Definition
A flight regime, encountered on the back side of the power curve, in which the normal relationship between pitch, power, airspeed, and altitude is reversed: more back pressure (higher pitch) produces a lower airspeed and a higher rate of descent, and additional power is required just to maintain altitude at that slower speed. In this region, pitch primarily controls airspeed and power primarily controls altitude, the opposite of the relationship that holds at normal cruise speeds.
Plain English
When flying very slowly, the controls don't behave the way they usually do. Pulling back on the yoke makes the airplane go even slower and sink faster, not climb. To keep flying level at that slow speed, you have to add power. So the stick controls how fast you go, and the throttle controls whether you climb or descend.
Context Anchor
Seen in instrument flying, slow flight, approach work, and discussions of flying on the back side of the power curve.
Derivation
Called "reversed" because the cause-and-effect relationship pilots learn at normal speeds is flipped. At cruise, raising the nose climbs the aircraft and lowering it descends; in this regime, raising the nose slows the aircraft until it sinks instead.
Why Pilots Care
Recognizing this region prevents mistakenly reducing power when slowing, which can lead to an unintended stall or loss of control.
Grounding Statement
Picture the airplane flying slowly with the nose high: it is still moving forward, but it is working harder to hold itself up.
Intuition Check
Reversed command does not mean the flight controls move backward or operate in the opposite direction.
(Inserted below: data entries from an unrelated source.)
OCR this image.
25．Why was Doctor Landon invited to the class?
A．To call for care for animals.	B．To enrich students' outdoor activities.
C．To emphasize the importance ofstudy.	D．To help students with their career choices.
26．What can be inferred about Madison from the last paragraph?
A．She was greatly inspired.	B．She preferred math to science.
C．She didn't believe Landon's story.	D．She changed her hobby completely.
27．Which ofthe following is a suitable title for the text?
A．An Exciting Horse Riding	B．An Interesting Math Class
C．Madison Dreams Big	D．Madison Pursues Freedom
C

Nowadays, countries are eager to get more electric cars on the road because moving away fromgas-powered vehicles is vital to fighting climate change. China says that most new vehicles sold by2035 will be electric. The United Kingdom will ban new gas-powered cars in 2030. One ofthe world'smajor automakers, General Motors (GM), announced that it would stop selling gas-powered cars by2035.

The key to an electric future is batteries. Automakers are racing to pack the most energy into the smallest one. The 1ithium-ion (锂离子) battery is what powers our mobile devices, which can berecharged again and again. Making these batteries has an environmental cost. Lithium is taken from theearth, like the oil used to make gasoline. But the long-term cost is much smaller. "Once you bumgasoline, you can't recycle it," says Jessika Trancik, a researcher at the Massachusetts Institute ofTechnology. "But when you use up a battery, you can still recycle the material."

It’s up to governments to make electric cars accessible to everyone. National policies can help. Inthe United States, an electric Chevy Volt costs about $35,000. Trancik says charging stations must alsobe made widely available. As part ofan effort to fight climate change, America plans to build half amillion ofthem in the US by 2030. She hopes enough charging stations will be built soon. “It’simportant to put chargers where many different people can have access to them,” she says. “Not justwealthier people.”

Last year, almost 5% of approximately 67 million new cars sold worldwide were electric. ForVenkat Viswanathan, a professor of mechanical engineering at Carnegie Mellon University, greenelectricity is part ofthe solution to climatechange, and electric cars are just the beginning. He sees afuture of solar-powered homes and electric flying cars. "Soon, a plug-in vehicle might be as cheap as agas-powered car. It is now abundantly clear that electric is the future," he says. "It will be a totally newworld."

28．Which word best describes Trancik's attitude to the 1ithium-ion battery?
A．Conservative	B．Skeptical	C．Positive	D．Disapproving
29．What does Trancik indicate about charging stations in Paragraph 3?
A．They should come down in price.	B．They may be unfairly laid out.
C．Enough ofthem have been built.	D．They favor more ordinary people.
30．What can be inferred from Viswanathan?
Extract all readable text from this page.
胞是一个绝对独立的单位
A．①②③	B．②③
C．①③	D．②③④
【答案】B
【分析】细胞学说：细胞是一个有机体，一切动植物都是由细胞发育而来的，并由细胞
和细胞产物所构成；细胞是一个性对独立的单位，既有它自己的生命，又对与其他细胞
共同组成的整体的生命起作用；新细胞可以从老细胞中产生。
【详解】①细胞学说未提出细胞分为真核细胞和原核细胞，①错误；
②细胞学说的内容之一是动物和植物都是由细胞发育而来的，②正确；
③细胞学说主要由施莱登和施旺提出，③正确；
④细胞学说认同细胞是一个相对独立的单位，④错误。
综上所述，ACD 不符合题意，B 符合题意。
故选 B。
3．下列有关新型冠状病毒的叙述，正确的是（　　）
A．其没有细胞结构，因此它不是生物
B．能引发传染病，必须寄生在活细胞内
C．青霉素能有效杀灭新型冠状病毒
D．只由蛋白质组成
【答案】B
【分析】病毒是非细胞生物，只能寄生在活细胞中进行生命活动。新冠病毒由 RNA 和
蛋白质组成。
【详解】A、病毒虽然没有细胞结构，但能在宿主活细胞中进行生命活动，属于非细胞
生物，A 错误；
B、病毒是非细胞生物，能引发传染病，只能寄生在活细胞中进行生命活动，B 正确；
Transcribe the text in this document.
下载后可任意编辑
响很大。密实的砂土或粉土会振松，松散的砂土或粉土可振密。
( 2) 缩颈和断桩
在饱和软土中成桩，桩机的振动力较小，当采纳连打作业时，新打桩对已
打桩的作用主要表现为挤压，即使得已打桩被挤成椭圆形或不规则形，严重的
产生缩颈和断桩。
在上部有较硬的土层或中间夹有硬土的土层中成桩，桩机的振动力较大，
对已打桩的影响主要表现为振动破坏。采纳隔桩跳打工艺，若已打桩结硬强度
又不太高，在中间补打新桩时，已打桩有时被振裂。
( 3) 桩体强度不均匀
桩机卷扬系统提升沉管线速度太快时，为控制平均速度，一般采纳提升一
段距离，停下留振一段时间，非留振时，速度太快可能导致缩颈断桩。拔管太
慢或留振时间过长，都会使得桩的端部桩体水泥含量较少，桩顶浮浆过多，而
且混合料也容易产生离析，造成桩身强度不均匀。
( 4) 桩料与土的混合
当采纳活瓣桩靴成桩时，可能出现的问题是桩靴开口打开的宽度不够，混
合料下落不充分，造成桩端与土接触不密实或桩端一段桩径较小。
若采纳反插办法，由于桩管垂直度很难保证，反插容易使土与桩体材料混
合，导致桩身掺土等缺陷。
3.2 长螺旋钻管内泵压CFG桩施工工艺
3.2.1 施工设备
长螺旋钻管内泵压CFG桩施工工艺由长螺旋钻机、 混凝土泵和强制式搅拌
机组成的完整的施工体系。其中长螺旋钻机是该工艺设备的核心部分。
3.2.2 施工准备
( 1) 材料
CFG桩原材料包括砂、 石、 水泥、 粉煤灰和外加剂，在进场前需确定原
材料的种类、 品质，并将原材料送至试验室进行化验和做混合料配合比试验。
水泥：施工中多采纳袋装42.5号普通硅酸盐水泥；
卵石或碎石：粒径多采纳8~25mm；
It means the usual relationship between slowing down and needing less power is reversed at very low airspeeds.
Example Sentence 1
On short final, the instructor reminded the student that they were operating in the region of reversed command, so any sink had to be corrected with power rather than back pressure.
Example Sentence 2
In slow-flight training the instructor showed how the reversed command region demands counterintuitive power increases to maintain speed.